Sequence capture and phylogenetic utility of genomic ultraconserved elements obtained from pinned insect specimens more than 100 years-old

Obtaining sequence data from historical museum specimens has been a growing research interest, invigorated by next-generation sequencing methods that allow inputs of highly degraded DNA. We applied a recently developed target enrichment and next-generation sequencing protocol to generate ultraconserved elements (UCEs) from 51 large carpenter bee specimens (genus Xylocopa), representing 25 species with ages ranging from 2–121 years. We measured the correlation between specimen age and DNA yield (pre- and post-library preparation DNA concentration) and several UCE sequence capture statistics (raw read count, UCE reads on target, UCE mean contig length and UCE locus count) with linear regression models.

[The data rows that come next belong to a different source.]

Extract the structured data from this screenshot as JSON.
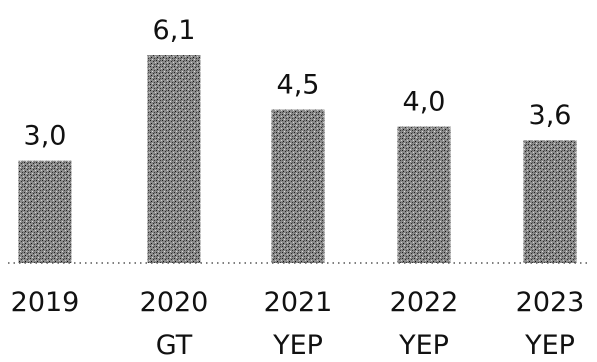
{
  "chart_data": {
    "type": "bar",
    "categories": [
      [
        "2019"
      ],
      [
        "2020",
        "GT"
      ],
      [
        "2021",
        "YEP"
      ],
      [
        "2022",
        "YEP"
      ],
      [
        "2023",
        "YEP"
      ]
    ],
    "values": [
      3.0,
      6.1,
      4.5,
      4.0,
      3.6
    ],
    "value_labels": [
      "3,0",
      "6,1",
      "4,5",
      "4,0",
      "3,6"
    ],
    "ylim": [
      0,
      6.1
    ],
    "bar_style": "stippled dark grey",
    "baseline": "dotted",
    "grid": false,
    "legend": "none",
    "colors": {
      "bar_dark": "#3a3a3a",
      "bar_light": "#9a9a9a",
      "text": "#111111",
      "baseline": "#555555"
    }
  }
}
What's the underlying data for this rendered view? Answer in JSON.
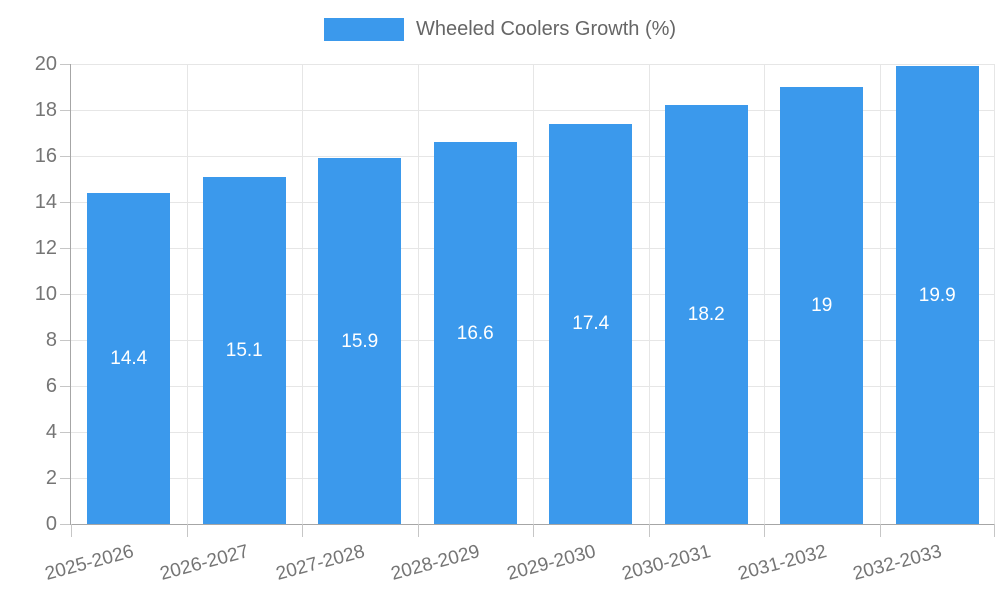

We performed piecewise regression to test for specific breakpoints in the relationship of specimen age and our DNA yield and sequence capture variables. Additionally, we reconstructed a phylogeny in order to confirm the validity of our sequence data. We recovered 6–972 UCE loci from samples with pre-library DNA concentrations ranging from 0.06–9.8 ng/µL. All investigated DNA yield and sequence capture variables were significantly but only moderately negatively correlated with specimen age. Specimens of age 20 years or less had significantly higher pre- and post-library concentrations, UCE contig lengths, and locus counts than specimens older than 20 years. We found breakpoints in our data between 21–39 years for pre- and post-library DNA concentration and UCE contig length beyond the negative effect of decreased specimen age. Our phylogenetic results confirmed the integrity of our sequences as specimens of the same species grouped together, and give preliminary insights into relationships within Xylocopa. We consider the effect of additional factors not measured in this study on our age-related sequence capture results, such as DNA fragmentation and preservation method, and discuss our phylogenetic results with regard to the promise of this UCE approach for large scale projects in insect phylogenomics using museum specimens.